The literal expanding of the metaphor, harmless as a fly, is so very
treasureable, and with what delight I read of Grandfather William’s library – several
volumes from which, he had given my mother – morocco-bound, in scarlet or marbled
with calf corners; then the moor and the motto: - fortis cadere cedere not protest;
I have said to enquirers that I was not related to Clement Moore; how pleasant to be
able to claim him (whom Warner used to parody: “Twas the night before Christmas and all
through the house but one creature was stirring and it was a mouse; it nibbled the
stockings pair after pair” that is as much as I remember.) I have wondered if we
were related to Sir Emmanual Moore; the one “o” is not unwelcome, is it, since Sir
Thomas used but one. Warner and I too were brought up to feel that secular pursuits
on Sunday should be replaced by John Bunyan, Bible stories, the game Bible Characters;
and each Sunday we were expected to commit to memory a psalm or portion of a psalm
and memorized the Shorter Catechism.
I have a February-March seminar once a week at Bryn Mawr this year –
in English – and am belated with my preparation for the next class or I might overstep
the bounds of considerateness in the length of this letter. I so very greatly
thank you for what you say of my being an asset to the family, Cousin Will. I
wish I could write with the warmth and power with which Cousin Fannie Geiger writes.

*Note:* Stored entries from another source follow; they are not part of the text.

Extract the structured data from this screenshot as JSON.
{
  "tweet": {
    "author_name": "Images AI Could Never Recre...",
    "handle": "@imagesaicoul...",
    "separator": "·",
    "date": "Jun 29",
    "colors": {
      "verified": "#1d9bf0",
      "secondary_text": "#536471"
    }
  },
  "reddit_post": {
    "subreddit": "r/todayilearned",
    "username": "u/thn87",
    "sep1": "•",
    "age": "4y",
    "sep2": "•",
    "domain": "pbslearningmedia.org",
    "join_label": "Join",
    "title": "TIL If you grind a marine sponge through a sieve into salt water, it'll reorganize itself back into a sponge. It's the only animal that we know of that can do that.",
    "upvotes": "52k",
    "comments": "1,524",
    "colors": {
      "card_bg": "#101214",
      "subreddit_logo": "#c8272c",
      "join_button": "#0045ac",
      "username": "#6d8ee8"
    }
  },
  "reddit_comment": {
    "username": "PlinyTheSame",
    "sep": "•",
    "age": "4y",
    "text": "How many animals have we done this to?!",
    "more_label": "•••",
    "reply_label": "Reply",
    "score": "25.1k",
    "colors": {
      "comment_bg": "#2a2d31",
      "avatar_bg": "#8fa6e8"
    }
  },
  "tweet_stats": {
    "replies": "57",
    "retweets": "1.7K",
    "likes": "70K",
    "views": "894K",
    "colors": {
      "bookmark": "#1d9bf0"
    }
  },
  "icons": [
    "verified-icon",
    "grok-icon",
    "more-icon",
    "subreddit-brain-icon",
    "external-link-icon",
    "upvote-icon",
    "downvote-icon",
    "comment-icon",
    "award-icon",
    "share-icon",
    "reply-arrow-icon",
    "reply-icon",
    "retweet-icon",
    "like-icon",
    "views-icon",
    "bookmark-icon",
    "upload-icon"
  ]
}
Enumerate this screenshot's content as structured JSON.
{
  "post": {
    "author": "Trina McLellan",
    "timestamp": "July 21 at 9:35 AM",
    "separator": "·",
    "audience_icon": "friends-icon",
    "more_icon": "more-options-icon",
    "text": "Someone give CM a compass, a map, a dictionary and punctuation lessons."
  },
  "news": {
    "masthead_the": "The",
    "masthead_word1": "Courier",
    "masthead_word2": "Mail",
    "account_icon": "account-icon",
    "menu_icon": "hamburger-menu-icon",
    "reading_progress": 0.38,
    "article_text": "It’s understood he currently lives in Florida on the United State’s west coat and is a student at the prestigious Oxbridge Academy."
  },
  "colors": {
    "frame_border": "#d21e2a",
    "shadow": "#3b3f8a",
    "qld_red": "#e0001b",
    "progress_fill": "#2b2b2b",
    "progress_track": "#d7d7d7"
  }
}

May I say – for I am – affectionately yours,
Marianne
P.S. I shall take Warner and Constance (my sister-in-law) the memoir and a
transcript of your letter when I see them this evening in New York and
Warner will, I know, be thanking you very soon. With what relish shall
we from time to time be re-reading these pages and your letter. Every
word had savory concerning your branch or ours.
P.P.S. As for not having heard of you, I overstayed with Cousin Edith Love and
Mary Louise when they were in New York, hoping to meet you but you had
been detained and I now recall some mention of Gulf Oil and your travels.
(As a minute stockholder of Gulf Oil, I was puzzled to find in my mail this
morning a heavy envelope, first-class, from Gulf Oil, but assumed that one
of my predatory literary protégées (or protoges) had appropriated the en-
velope – as has been the case with Allied Chemicals & Dyes!